Location
- Mallard Road Charminster Bournemouth, Dorset, BH8 9PW England 50°44′52″N 1°50′58″W﻿ / ﻿50.7477°N 1.84948°W

Information
- Type: Academy
- Religious affiliation: Church of England
- Established: 1953
- Local authority: Bournemouth, Christchurch and Poole
- Trust: Portsmouth and Winchester Diocesan Academies Trust
- Department for Education URN: 136120 Tables
- Ofsted: Reports
- Headteacher: Paul McKeown
- Gender: Co-educational
- Age: 11 to 18
- Enrolment: 1,187
- Website: http://www.tbowa.org/

= The Bishop of Winchester Academy =

The Bishop of Winchester Academy is a co-educational secondary school and sixth form with academy status, located in the Charminster area of Bournemouth in the English county of Dorset.

The school was first established in 1953 as Summerbee Secondary Modern School. The original school building was designed by the borough architect John Burton, and was named after Alderman Frank Summerbee, who sat on the town's education committee. The school was opened by Cllr.

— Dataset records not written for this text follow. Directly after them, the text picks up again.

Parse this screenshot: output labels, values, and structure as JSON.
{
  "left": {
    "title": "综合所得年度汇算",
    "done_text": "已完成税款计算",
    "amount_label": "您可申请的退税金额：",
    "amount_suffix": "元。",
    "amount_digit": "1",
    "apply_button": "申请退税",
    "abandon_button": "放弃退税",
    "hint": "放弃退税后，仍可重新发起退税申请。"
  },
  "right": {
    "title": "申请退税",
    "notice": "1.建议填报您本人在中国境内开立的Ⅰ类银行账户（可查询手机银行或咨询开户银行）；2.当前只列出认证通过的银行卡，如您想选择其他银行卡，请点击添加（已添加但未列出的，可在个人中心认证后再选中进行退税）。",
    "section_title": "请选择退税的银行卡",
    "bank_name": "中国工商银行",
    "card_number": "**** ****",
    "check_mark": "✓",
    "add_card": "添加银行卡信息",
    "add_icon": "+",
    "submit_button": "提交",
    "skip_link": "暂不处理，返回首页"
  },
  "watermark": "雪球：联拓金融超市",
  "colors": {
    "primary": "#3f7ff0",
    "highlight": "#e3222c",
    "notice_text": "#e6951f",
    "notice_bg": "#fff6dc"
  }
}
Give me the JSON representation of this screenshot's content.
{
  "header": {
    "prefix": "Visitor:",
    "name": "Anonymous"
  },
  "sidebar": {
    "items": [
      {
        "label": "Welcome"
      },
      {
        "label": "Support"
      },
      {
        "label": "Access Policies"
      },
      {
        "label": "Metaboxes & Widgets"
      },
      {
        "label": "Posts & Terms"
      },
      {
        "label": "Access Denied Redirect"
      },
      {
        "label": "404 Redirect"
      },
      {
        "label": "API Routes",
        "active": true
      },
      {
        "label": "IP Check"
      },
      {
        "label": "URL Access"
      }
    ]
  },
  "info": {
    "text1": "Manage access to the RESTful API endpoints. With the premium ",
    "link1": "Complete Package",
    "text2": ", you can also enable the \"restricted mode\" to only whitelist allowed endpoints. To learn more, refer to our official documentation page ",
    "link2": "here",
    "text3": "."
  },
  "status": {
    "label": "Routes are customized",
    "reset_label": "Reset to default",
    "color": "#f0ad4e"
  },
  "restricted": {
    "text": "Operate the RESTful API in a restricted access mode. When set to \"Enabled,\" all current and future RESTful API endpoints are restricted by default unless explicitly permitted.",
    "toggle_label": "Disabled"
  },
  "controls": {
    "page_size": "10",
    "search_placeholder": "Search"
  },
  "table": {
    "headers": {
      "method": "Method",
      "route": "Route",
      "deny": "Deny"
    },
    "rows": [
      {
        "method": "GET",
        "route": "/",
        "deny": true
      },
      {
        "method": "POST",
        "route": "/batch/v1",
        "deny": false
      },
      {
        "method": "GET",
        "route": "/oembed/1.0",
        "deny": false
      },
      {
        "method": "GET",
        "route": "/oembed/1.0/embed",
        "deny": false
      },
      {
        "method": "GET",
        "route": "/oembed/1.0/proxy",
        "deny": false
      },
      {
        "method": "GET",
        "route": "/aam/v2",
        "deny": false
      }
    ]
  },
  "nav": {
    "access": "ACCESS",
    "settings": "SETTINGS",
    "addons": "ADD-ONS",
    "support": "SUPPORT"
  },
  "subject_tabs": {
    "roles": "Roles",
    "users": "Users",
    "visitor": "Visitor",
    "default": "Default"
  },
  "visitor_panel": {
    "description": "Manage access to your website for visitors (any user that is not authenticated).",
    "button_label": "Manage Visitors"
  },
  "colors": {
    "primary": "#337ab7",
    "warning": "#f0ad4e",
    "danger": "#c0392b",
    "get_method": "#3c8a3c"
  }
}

Harry Mears in September 1953. The school later became a community comprehensive school.

In 2004 the school was formally taken over by the Church of England Diocese of Winchester, and became a voluntary aided school. It was also renamed The Bishop of Winchester School, named after the Bishop of Winchester. On 1 September 2010 the school converted to academy status and was renamed The Bishop of Winchester Academy.

The Bishop of Winchester Academy offers GCSEs and BTECs programmes of study for pupils, while students in the sixth form have the option to study from a range of A Levels, Cambridge Technicals and further BTECs. The school also has a specialism in mathematics.